Le génocide arménien dans les Archives allemandes

Ambassade impériale d'Allemagne

Thérapia, le 30 juin 1916

 

J'ai discuté avec Talaat Bey et Halil Bey de la déportation des Arméniens travaillant dans le secteur de l'Amanus. Je leur ai fait remarquer qu'en prenant cette mesure qui porte préjudice à la conduite des opérations militaires, le gouvernement turc donne l'impression de faire lui-même tout ce qu'il peut pour perdre la guerre.

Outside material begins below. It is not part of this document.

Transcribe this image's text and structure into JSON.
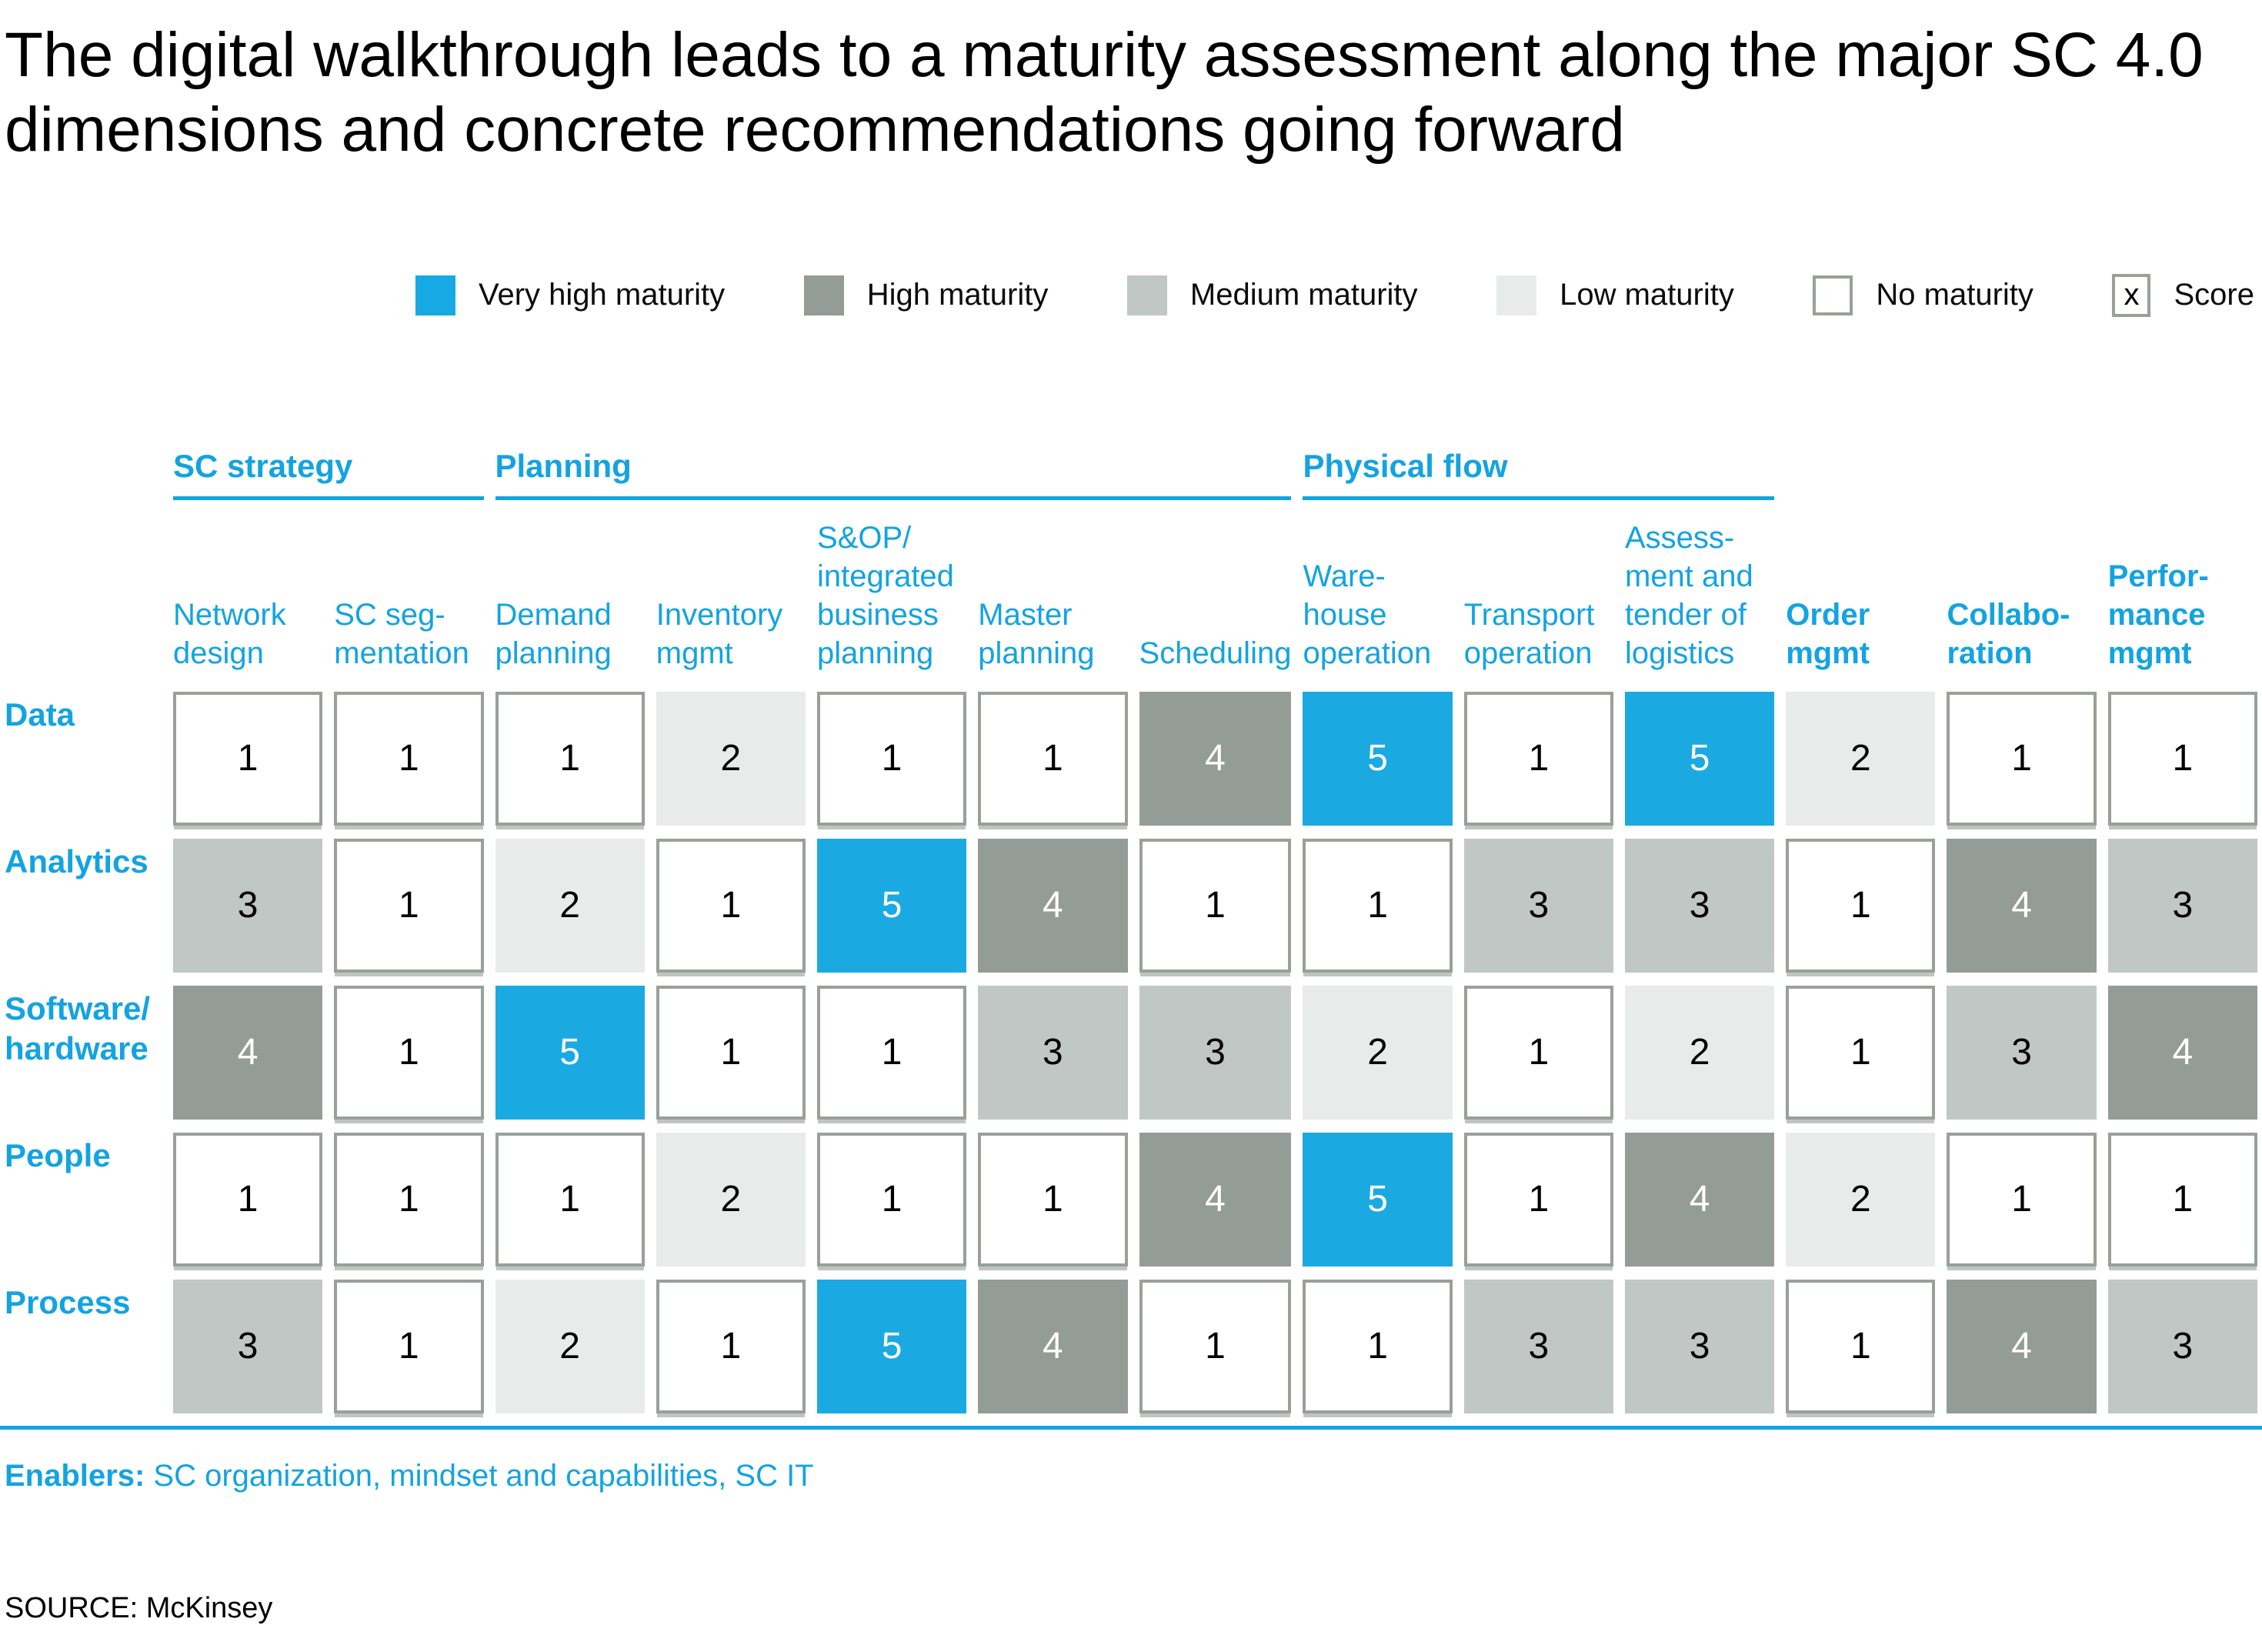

Ce comportement est instructif à bien des égards. Des gens comme Talaat et Enver savent fort bien qu'en perturbant la construction et l'exploitation de la ligne de chemin de fer dans la région de l'Amanus, le gouvernement compromet du même coup l'issue de la guerre. Mais personne ici n'est plus en mesure de mater l'hydre du Comité ni de juguler le chauvinisme et le fanatisme. Le Comité exige que les Arméniens soient exterminés jusqu'au dernier et le gouvernement doit céder. Mais le Comité ne se limite pas à l'organisation du parti gouvernemental dans la capitale. Il est présent dans tous les vilayets. Du vali au kaïmakam, chaque fonctionnaire se voit adjoindre un membre du Comité chargé de l'assister ou de le surveiller. La déportation des Arméniens a repris partout. Mais les loups affamés du Comité n'ont plus grand-chose à attendre de ces malheureux, si ce n'est l'assouvissement de leur soif frénétique de persécution. Leurs terres sont confisquées depuis longtemps et leurs biens ont été liquidés par une soi-disant commission : si, par exemple, un Arménien possédait une maison évaluée à 100 livres turques, elle était adjugée à un Turc, ami ou membre du Comité, pour environ 2 livres. Il n'y a donc plus grand-chose à attendre du côté des Arméniens. Aussi la meute guette-t-elle dès maintenant avec impatience le moment où la Grèce, poussée par l'Entente, se déclarera contre la Turquie ou ses alliés. Il y aura alors des massacres encore plus sanglants que ceux des Arméniens. Les victimes sont plus nombreuses et le butin plus tentant. L'hellénisme fait partie intégrante de la culture turque. Il sera détruit, tout comme l'élément arménien, si des influences étrangères ne s'y opposent pas. Turquifier veut dire chasser ou tuer, faire disparaître tout ce qui n'est pas turc et s'approprier par la force les biens d'autrui. Cela, et brailler des slogans révolutionnaires français : voilà en quoi consiste pour l'instant la glorieuse renaissance de la Turquie. Des hommes comme Talaat, qui désirent sincèrent faire progresser la Turquie, même s'il pense avant tout, lui aussi, à la conquête du pouvoir, sont obligés de se rallier à l'hydre du Comité.

Metternich

à Son Excellence le Chancelier impérial, Monsieur von Bethmann Hollweg.

Source : J. Lepsius, Archives du génocide des Arméniens, Fayard, 1986.